Autofix diagnosis report showing root cause analysis and applied fixes
Autofix code diff showing test code changes

Diagnosis categories

Every failure is classified so you can understand at a glance what happened:
CategoryWhat it means
Test OutdatedSelectors or flows changed in your app
Actual BugThe test caught a real application bug
UnstableIntermittent failure due to timing or race conditions
UI ChangeIntentional UI change — test needs updating
MiscellaneousOther issues
Autofix also distinguishes between different kinds of timeout failures — so it won’t blindly increase timeouts when the real issue is a broken locator or wrong page state.

Smart skip logic

Autofix tracks its own history.
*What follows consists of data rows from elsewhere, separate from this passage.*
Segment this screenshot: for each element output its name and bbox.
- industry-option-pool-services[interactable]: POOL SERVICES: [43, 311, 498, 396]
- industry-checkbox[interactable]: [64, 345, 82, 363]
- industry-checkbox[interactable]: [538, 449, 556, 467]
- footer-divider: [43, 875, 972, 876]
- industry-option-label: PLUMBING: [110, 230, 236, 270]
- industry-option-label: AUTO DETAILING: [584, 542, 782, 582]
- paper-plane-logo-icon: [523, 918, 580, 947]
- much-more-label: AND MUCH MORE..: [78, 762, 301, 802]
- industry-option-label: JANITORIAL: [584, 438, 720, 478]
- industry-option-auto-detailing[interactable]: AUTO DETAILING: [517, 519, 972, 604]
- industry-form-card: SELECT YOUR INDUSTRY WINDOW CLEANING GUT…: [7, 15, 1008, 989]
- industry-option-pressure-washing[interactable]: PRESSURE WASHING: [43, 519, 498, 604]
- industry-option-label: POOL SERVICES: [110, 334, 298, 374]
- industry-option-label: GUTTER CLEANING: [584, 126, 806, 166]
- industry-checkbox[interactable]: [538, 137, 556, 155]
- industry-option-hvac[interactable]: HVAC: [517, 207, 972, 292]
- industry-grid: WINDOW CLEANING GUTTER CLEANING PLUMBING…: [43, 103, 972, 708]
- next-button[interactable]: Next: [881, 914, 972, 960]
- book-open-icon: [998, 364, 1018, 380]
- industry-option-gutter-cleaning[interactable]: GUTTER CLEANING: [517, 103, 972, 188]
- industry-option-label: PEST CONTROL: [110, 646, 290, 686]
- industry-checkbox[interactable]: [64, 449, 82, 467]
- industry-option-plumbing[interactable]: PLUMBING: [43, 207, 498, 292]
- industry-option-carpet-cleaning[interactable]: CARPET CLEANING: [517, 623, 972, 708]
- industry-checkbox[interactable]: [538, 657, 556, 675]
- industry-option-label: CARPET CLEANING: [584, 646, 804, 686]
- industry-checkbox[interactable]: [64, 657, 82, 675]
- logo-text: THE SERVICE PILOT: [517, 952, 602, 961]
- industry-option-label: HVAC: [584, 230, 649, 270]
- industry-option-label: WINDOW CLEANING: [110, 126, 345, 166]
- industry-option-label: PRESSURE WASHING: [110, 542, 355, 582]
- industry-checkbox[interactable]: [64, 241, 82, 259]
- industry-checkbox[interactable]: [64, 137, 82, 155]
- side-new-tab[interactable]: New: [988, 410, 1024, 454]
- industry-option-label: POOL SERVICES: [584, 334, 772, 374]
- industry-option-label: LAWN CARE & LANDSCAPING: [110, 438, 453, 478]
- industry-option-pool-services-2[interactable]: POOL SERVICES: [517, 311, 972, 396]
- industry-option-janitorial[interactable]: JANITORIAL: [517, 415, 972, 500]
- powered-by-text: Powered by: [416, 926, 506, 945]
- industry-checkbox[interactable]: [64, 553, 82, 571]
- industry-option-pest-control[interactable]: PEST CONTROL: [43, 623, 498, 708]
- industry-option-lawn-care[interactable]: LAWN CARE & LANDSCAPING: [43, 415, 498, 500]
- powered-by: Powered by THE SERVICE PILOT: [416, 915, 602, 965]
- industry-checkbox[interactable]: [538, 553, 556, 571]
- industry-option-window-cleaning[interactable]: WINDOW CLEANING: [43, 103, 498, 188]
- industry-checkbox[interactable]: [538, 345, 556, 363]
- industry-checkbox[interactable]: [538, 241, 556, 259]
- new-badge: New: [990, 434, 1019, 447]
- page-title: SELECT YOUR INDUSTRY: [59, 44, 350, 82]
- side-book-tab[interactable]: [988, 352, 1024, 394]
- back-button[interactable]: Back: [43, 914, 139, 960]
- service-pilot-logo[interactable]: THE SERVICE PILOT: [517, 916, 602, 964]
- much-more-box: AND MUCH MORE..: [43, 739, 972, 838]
If a test has been “fixed” 2+ times for the same root cause but the fix keeps being reverted or rejected, Autofix skips it on the next run. This prevents wasting AI budget on persistently broken tests that need manual attention.

Enabling Autofix

CLI — run after any test execution:
stably test || stably fix
Scheduled runs — toggle in the dashboard or in stably.yaml:
stably.yaml
schedules:
  nightly-regression:
    cron: "0 2 * * *"
    autofix: true
API — pass autofix: true when triggering a run:
curl -X POST https://api.stably.ai/v1/projects/{projectId}/runs \
  -H "Authorization: Bearer $API_KEY" \
  -H "Content-Type: application/json" \
  -d '{"autofix": true}'
Project-level default — enable for all runs:
stably.yaml
autofix: true

Configuration

Fine-tune the fix agent in stably.yaml:
stably.yaml
agent:
  fix:
    maxBudgetUsd: 100
    maxTurnsPerIssue: 30
    maxParallelWorkers: 3
    skipAfterConsecutiveUnfixed: 3
    rules: |
      Prefer data-testid selectors over CSS selectors.
      Always add comments explaining selector changes.
OptionTypeDescription
maxBudgetUsdnumberMax spend per fix session (default: 50)
maxTurnsPerIssuenumberMax AI turns per issue (default: 50)
maxParallelWorkersnumberParallel code-workers (default: 2)
skipAfterConsecutiveUnfixednumberSkip tests unfixed this many consecutive runs
rulesstringCustom instructions for the fix agent (selector preferences, coding conventions)
Set maxBudgetUsd in stably.yaml rather than inline on each command — it’s easier to manage in one place.